Dem ehemaligen Prinzen Andrew werden neue Vorwürfe gemacht, er habe ein offizielles Dokument, genauer gesagt ein Briefing des Finanzministeriums, mit einem Geschäftskontakt geteilt, wie Berichte nahelegen. In The Telegraph veröffentlichte E-Mails deuten darauf hin, dass das Dokument, das sich mit Bankproblemen in Island befasste, 2010 mit Jonathan Rowland, einem Geschäftspartner Andrews, geteilt wurde. Dieser jüngste Vorwurf erhöht den Druck auf den ehemaligen Prinzen hinsichtlich des angeblichen Missbrauchs seiner öffentlichen Rolle.
Die Anschuldigungen basieren auf einem Briefing des Finanzministeriums, das Prinz Andrew Berichten zufolge mit Rowland teilte, dessen Vater, David Rowland, einen Teil einer in Schwierigkeiten geratenen isländischen Bank übernahm. Dieser Vorfall wird nun genau unter die Lupe genommen, da er Fragen zur Angemessenheit der Weitergabe offizieller Informationen an private Geschäftspartner aufwirft. Der Zeitpunkt der angeblichen Weitergabe ist ebenfalls von Bedeutung, da sie in eine Zeit fiel, in der der Finanzsektor vor erheblichen Herausforderungen stand.
In anderen Nachrichten hat Amazons Ring seine Partnerschaft mit Flock Safety, einem Überwachungsunternehmen, nach öffentlicher Kritik beendet. Die Entscheidung annulliert einen im Oktober angekündigten Deal, der es Behörden, die mit Flock zusammenarbeiten, ermöglicht hätte, auf Ring-Geräten aufgezeichnete Videos für Ermittlungen abzurufen. Der Schritt erfolgte, nachdem eine Ring-Werbung während des Super Bowl weitverbreitete Kritik an Datenschutzbedenken auslöste.

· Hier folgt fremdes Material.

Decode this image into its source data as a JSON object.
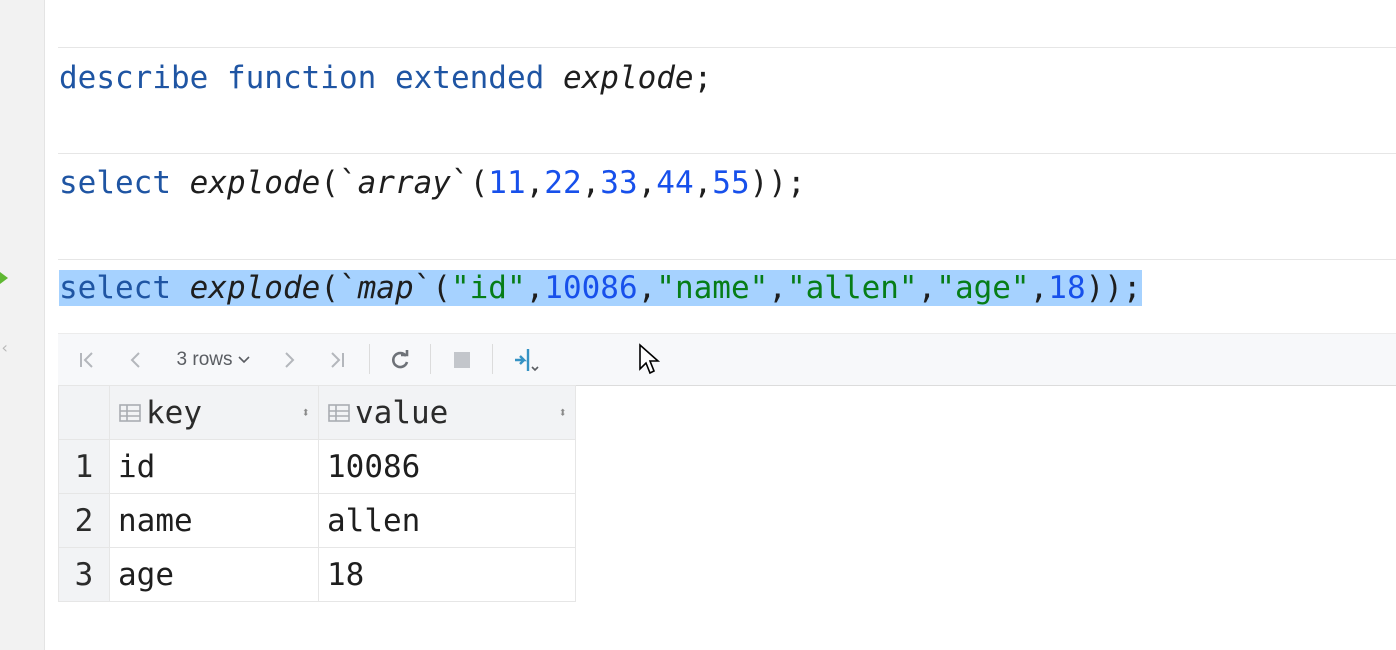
{
  "editor": {
    "lines": [
      {
        "id": "describe",
        "parts": [
          {
            "t": "describe",
            "c": "kw"
          },
          {
            "t": " ",
            "c": ""
          },
          {
            "t": "function",
            "c": "kw"
          },
          {
            "t": " ",
            "c": ""
          },
          {
            "t": "extended",
            "c": "kw"
          },
          {
            "t": " ",
            "c": ""
          },
          {
            "t": "explode",
            "c": "it"
          },
          {
            "t": ";",
            "c": ""
          }
        ]
      },
      {
        "id": "array",
        "parts": [
          {
            "t": "select",
            "c": "kw"
          },
          {
            "t": " ",
            "c": ""
          },
          {
            "t": "explode",
            "c": "it"
          },
          {
            "t": "(`",
            "c": ""
          },
          {
            "t": "array",
            "c": "it"
          },
          {
            "t": "`(",
            "c": ""
          },
          {
            "t": "11",
            "c": "num"
          },
          {
            "t": ",",
            "c": ""
          },
          {
            "t": "22",
            "c": "num"
          },
          {
            "t": ",",
            "c": ""
          },
          {
            "t": "33",
            "c": "num"
          },
          {
            "t": ",",
            "c": ""
          },
          {
            "t": "44",
            "c": "num"
          },
          {
            "t": ",",
            "c": ""
          },
          {
            "t": "55",
            "c": "num"
          },
          {
            "t": "));",
            "c": ""
          }
        ]
      },
      {
        "id": "map",
        "parts": [
          {
            "t": "select",
            "c": "kw"
          },
          {
            "t": " ",
            "c": ""
          },
          {
            "t": "explode",
            "c": "it"
          },
          {
            "t": "(`",
            "c": ""
          },
          {
            "t": "map",
            "c": "it"
          },
          {
            "t": "`(",
            "c": ""
          },
          {
            "t": "\"id\"",
            "c": "str"
          },
          {
            "t": ",",
            "c": ""
          },
          {
            "t": "10086",
            "c": "num"
          },
          {
            "t": ",",
            "c": ""
          },
          {
            "t": "\"name\"",
            "c": "str"
          },
          {
            "t": ",",
            "c": ""
          },
          {
            "t": "\"allen\"",
            "c": "str"
          },
          {
            "t": ",",
            "c": ""
          },
          {
            "t": "\"age\"",
            "c": "str"
          },
          {
            "t": ",",
            "c": ""
          },
          {
            "t": "18",
            "c": "num"
          },
          {
            "t": "));",
            "c": ""
          }
        ]
      }
    ]
  },
  "toolbar": {
    "rows_label": "3 rows",
    "icons": [
      "first-page-icon",
      "prev-page-icon",
      "next-page-icon",
      "last-page-icon",
      "refresh-icon",
      "stop-icon",
      "pin-tab-icon"
    ]
  },
  "grid": {
    "columns": [
      "key",
      "value"
    ],
    "rows": [
      {
        "n": "1",
        "key": "id",
        "value": "10086"
      },
      {
        "n": "2",
        "key": "name",
        "value": "allen"
      },
      {
        "n": "3",
        "key": "age",
        "value": "18"
      }
    ]
  },
  "colors": {
    "keyword": "#1f55a3",
    "number": "#1750eb",
    "string": "#067d17",
    "selection": "#a6d2ff"
  }
}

Unterdessen kämpft die kanadische Stadt Tumbler Ridge mit Trauer und sucht nach Einheit nach einer Schießerei. Die Einwohner versuchen, mit der Tragödie fertig zu werden, wobei im Nachgang des Vorfalls ein vorherrschendes Pflichtgefühl entsteht.

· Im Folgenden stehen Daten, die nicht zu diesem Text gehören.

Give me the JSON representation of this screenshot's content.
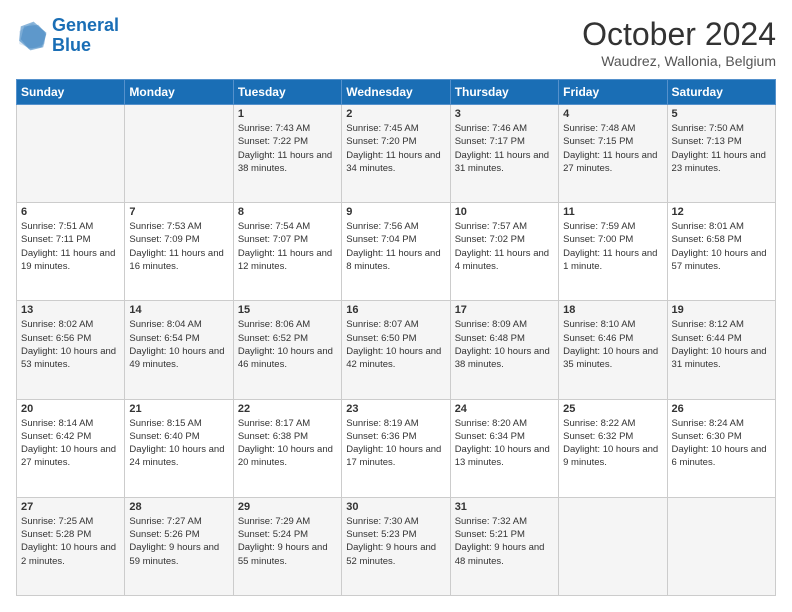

In Peru wurde eine Sondersitzung des Plenums angekündigt, um über die Absetzung von Präsident Jose Jeri zu beraten, nur vier Monate nach Beginn seiner Amtszeit. Die Sitzung, die für den 17. Februar angesetzt ist, wurde vom Parlamentspräsidenten Perus, Fernando Rospigliosi, angekündigt.
Schließlich hat der ehemalige US-Präsident Donald Trump eine Verfügung angedeutet, die vor Wahlen eine Wählerausweisvorlage vorschreiben würde. In einem Social-Media-Beitrag äußerte Trump seine Frustration über den mangelnden Fortschritt in dieser Frage im Kongress und warnte vor unmittelbar bevorstehenden Exekutivmaßnahmen.